But he had two particular concerns, number one being “the issue of prevention dollars to go with this program” so that young offenders could receive “the support services they need to get on the right track.” Barack’s second worry was that by authorizing concurrent juvenile and adult sentences, with the latter kicking in if the offender failed to successfully complete the former, the bill “will result in more incarcerations of young people” if insufficient assistance was available. “We should be able to make distinctions between those young people who are serious offenders and do need to be locked up, and those young people who can still be salvaged, still be saved,” Barack emphasized. He feared Illinois would “continue down a path where our main strategy for dealing with juvenile crime is to lock kids up. That is an unsustainable, unconscionable approach. It is not smart in terms of crime fighting. It is not the kind of state I want to live in, where we are afraid of our children and we are continually building more prisons as opposed to building more schools.” With only Rickey Hendon and Donne Trotter voting no, the Senate passed the bill 50–2, with three other Democrats joining Barack in voting present.47
On the campaign finance issue, Mike Lawrence in late January met privately with each of the four caucus designees as well as Jim Edgar’s youthful deputy chief of staff, Andy Foster, who would represent the governor, before bringing the group together for its first meeting. Lawrence’s initial conversation was with veteran House Democrat Gary Hannig, who recommended they start with the least controversial items, and Lawrence later explained, “I give Representative Hannig credit for the approach that we took.” On the eve of that first session, Lawrence told Paul Simon that “Foster and the four legislators have expressed optimism that consensus can be reached on some reforms,” such as banning fund-raising while the legislature was in session, strengthening disclosure laws, and prohibiting personal use of campaign funds. However, Lawrence believed “consensus will not be reached” on limiting the overall amounts of contributions or expenditures. In early February the group gathered for an initial discussion, and word of it quickly reached Capitol Fax’s Rich Miller, who described the members as “widely respected legislators who should have the ability to convince their respective caucuses to accept their recommendations,” including “up and coming state Sen. Barach Obama.”
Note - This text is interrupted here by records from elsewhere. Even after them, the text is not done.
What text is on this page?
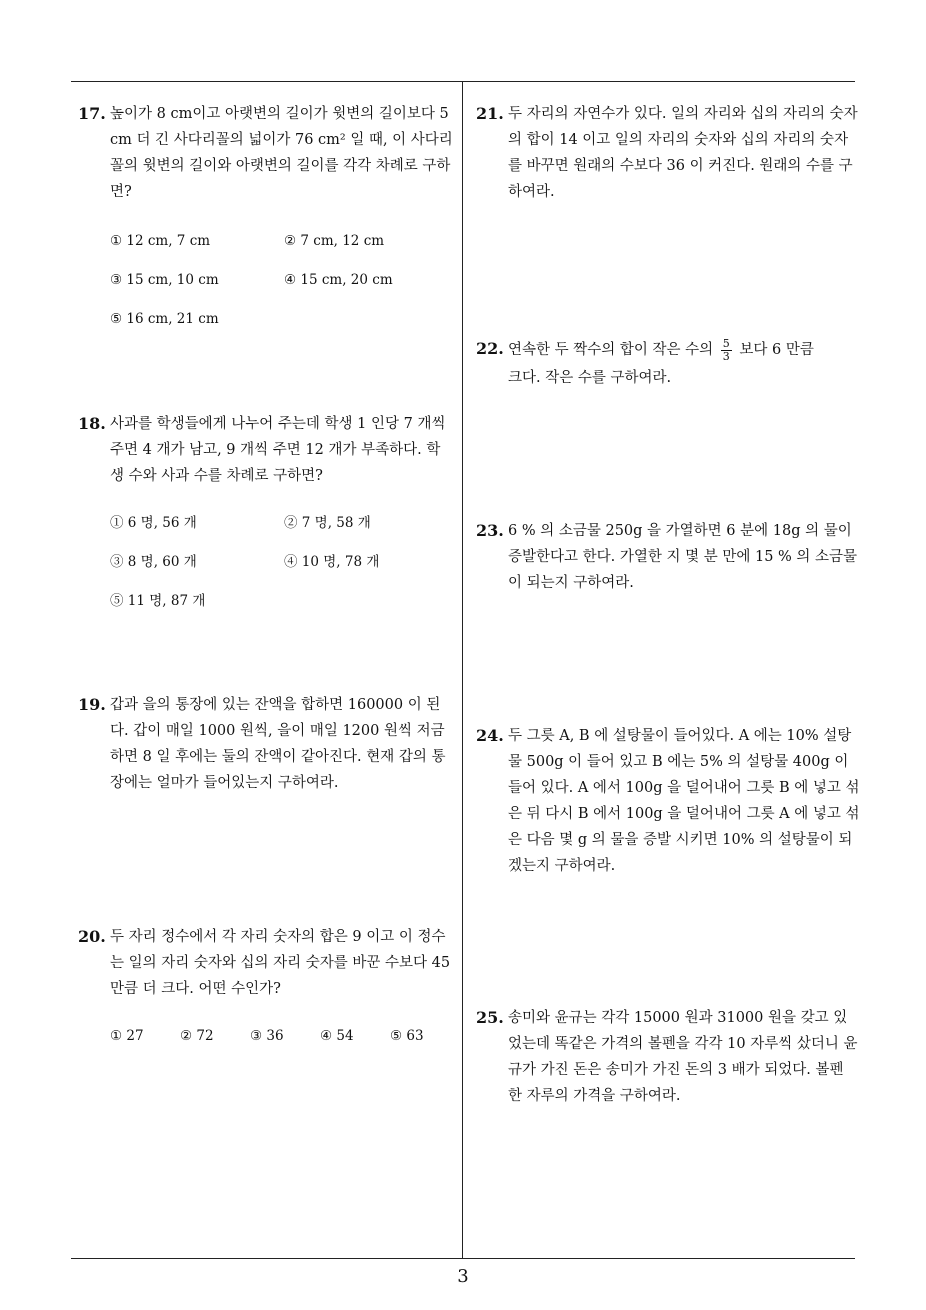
17. 높이가 8 cm이고 아랫변의 길이가 윗변의 길이보다 5 cm 더 긴 사다리꼴의 넓이가 76 cm² 일 때, 이 사다리꼴의 윗변의 길이와 아랫변의 길이를 각각 차례로 구하면?
① 12 cm, 7 cm	② 7 cm, 12 cm
③ 15 cm, 10 cm	④ 15 cm, 20 cm
⑤ 16 cm, 21 cm
18. 사과를 학생들에게 나누어 주는데 학생 1 인당 7 개씩 주면 4 개가 남고, 9 개씩 주면 12 개가 부족하다. 학생 수와 사과 수를 차례로 구하면?
① 6 명, 56 개	② 7 명, 58 개
③ 8 명, 60 개	④ 10 명, 78 개
⑤ 11 명, 87 개
19. 갑과 을의 통장에 있는 잔액을 합하면 160000 이 된다. 갑이 매일 1000 원씩, 을이 매일 1200 원씩 저금하면 8 일 후에는 둘의 잔액이 같아진다. 현재 갑의 통장에는 얼마가 들어있는지 구하여라.
20. 두 자리 정수에서 각 자리 숫자의 합은 9 이고 이 정수는 일의 자리 숫자와 십의 자리 숫자를 바꾼 수보다 45 만큼 더 크다. 어떤 수인가?
① 27	② 72	③ 36	④ 54	⑤ 63
21. 두 자리의 자연수가 있다. 일의 자리와 십의 자리의 숫자의 합이 14 이고 일의 자리의 숫자와 십의 자리의 숫자를 바꾸면 원래의 수보다 36 이 커진다. 원래의 수를 구하여라.
22. 연속한 두 짝수의 합이 작은 수의 $\frac{5}{3}$ 보다 6 만큼
크다. 작은 수를 구하여라.
23. 6 % 의 소금물 250g 을 가열하면 6 분에 18g 의 물이 증발한다고 한다. 가열한 지 몇 분 만에 15 % 의 소금물이 되는지 구하여라.
24. 두 그릇 A, B 에 설탕물이 들어있다. A 에는 10% 설탕물 500g 이 들어 있고 B 에는 5% 의 설탕물 400g 이 들어 있다. A 에서 100g 을 덜어내어 그릇 B 에 넣고 섞은 뒤 다시 B 에서 100g 을 덜어내어 그릇 A 에 넣고 섞은 다음 몇 g 의 물을 증발 시키면 10% 의 설탕물이 되겠는지 구하여라.
25. 송미와 윤규는 각각 15000 원과 31000 원을 갖고 있었는데 똑같은 가격의 볼펜을 각각 10 자루씩 샀더니 윤규가 가진 돈은 송미가 가진 돈의 3 배가 되었다. 볼펜 한 자루의 가격을 구하여라.
3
The fourth Saguaro Seminar meeting, on politics and civic engagement, took place in Los Angeles on February’s second weekend. In Springfield, Barack introduced nine bills and the proposed constitutional amendment he had announced months earlier. The most notable of the bills would increase the standard individual tax exemption from $1,000 to $2,500 for families with incomes below $25,000, to $2,000 for ones between $25,000 and $50,000 and to $1,500 for those between $50,000 and $75,000. The next Monday Barack used the bill to make a modest press splash, describing his proposal as a modest corrective to how Illinois’s state Constitution mandated a flat income tax rate—presently 3 percent—for everyone, regardless of income. Illinois “has one of the most regressive tax systems in the country,” one “where a millionaire pays the same tax rate as a single parent who’s making a minimum wage,” Barack emphasized. The proposed amendment, Senate Joint Resolution 48, would add a new section, Universal Health Care Coverage, to the state Constitution’s Bill of Rights: “Health care is an essential safeguard of human life and dignity, and there is an obligation for the State of Illinois to ensure that every person is able to realize this fundamental right. On or before May 31, 2002, the General Assembly by law shall enact a plan for universal health care coverage that permits everyone in Illinois to obtain decent health care on a regular basis.”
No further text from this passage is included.